UPeace is still the UN's only degree-granting institution of higher learning, yet we have found that it remains relatively opaque, with little respect for public inclusion, or respectful debate or concensus-building in line with its own founding documents. It is absolutely lousy re: "walking the walk" versus "talking the talk," when it comes to "conflict resolution." It is hard to wipe the smile off one's face, to consider that they are seriously proposing to teach the rest of the world how to peacefully resolve conflicts; and major ones, at that.
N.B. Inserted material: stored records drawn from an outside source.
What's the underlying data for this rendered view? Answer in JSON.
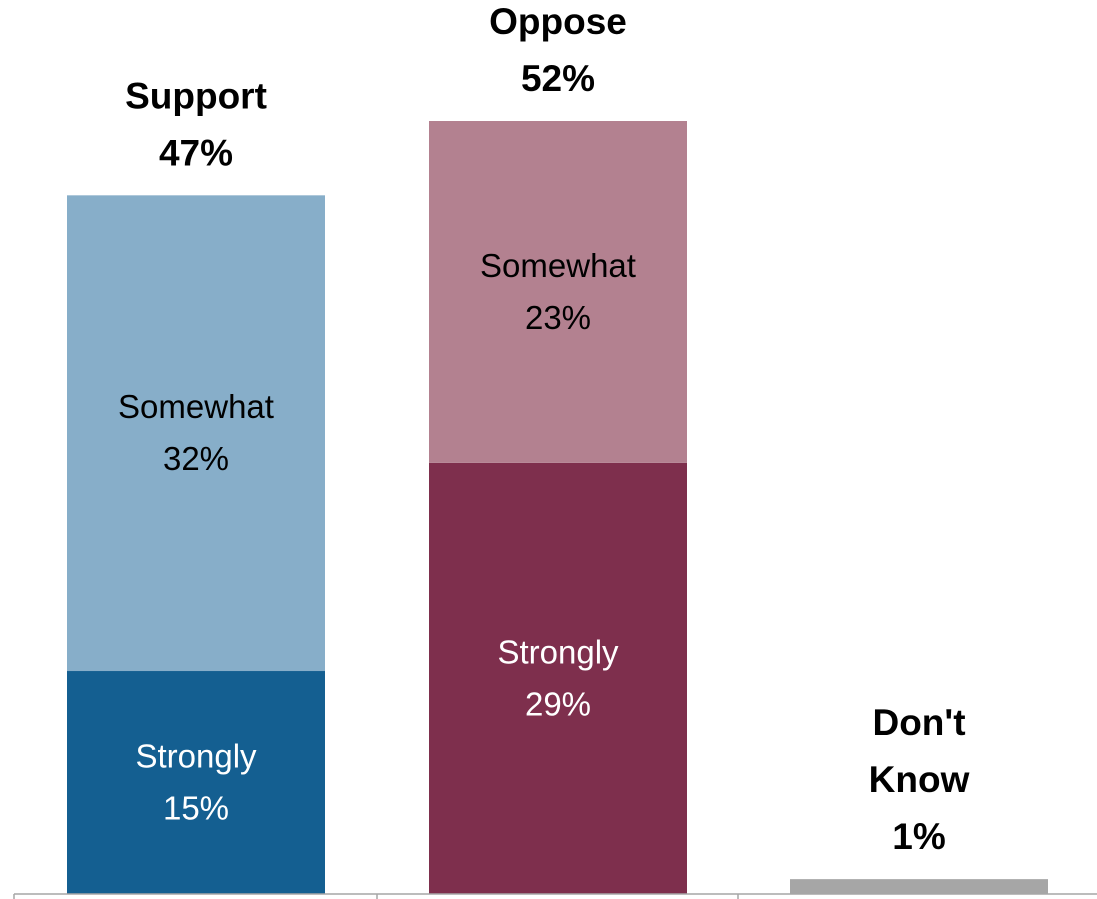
{
  "chart_data": {
    "type": "bar",
    "stacked": true,
    "categories": [
      "Support",
      "Oppose",
      "Don't Know"
    ],
    "series": [
      {
        "values": [
          15,
          29,
          1
        ],
        "colors": [
          "#145f91",
          "#7e2f4d",
          "#a6a6a6"
        ]
      },
      {
        "values": [
          32,
          23,
          0
        ],
        "colors": [
          "#87aec9",
          "#b38190",
          "#a6a6a6"
        ]
      }
    ],
    "bars": [
      {
        "category": "Support",
        "total": 47,
        "total_label": [
          "Support",
          "47%"
        ],
        "segments": [
          {
            "value": 15,
            "label": [
              "Strongly",
              "15%"
            ],
            "color": "#145f91",
            "text_color": "#ffffff"
          },
          {
            "value": 32,
            "label": [
              "Somewhat",
              "32%"
            ],
            "color": "#87aec9",
            "text_color": "#000000"
          }
        ]
      },
      {
        "category": "Oppose",
        "total": 52,
        "total_label": [
          "Oppose",
          "52%"
        ],
        "segments": [
          {
            "value": 29,
            "label": [
              "Strongly",
              "29%"
            ],
            "color": "#7e2f4d",
            "text_color": "#ffffff"
          },
          {
            "value": 23,
            "label": [
              "Somewhat",
              "23%"
            ],
            "color": "#b38190",
            "text_color": "#000000"
          }
        ]
      },
      {
        "category": "Don't Know",
        "total": 1,
        "total_label": [
          "Don't",
          "Know",
          "1%"
        ],
        "segments": [
          {
            "value": 1,
            "label": [],
            "color": "#a6a6a6",
            "text_color": "#000000"
          }
        ]
      }
    ],
    "ylim": [
      0,
      52
    ],
    "grid": false,
    "legend": "none"
  }
}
Carumba!!!
As you may also be aware: RFPI remains without compensation for seized property; Bill White remains without apology or compensation for an apparant attempt to turn his property donation into a private club; I remain without apology for being frozen out of the University merely for writing an email message raising disturbing points that had come to my attention, to Sr. Carazo.
The uppermost management of UPeace still seems to live by the George Bush adage, "You're either with us, or you're against us!" They are guilty of recent, unaddressed injustices. They are holding the door open to a new paramilitary training program, without allowing proper investigation or public debate.
Among other things, we believe that the walls between the institution and its surrounding public, must come down. Shouldn't the University's management feel some responsibility to invite in not only the general public; but also, informed critics, to discuss such issues in a respectful manner? If not, what does this say about the University's ability to fulfill its own Mission Statement; of being experts in conflict resolution, of "promoting among all human beings the spirit of understanding, tolerance and peaceful co-existence," of "stimulating cooperation among peoples," while "helping to lessen obstacles and threats to world peace and progress, in keeping with the noble aspirations proclaimed in the Charter of the United Nations"?
I hope and pray that the two of you will see at least some merit to these arguments and, as the school's respected co-Founders, perhaps find some appropriate way to be heard on these issues.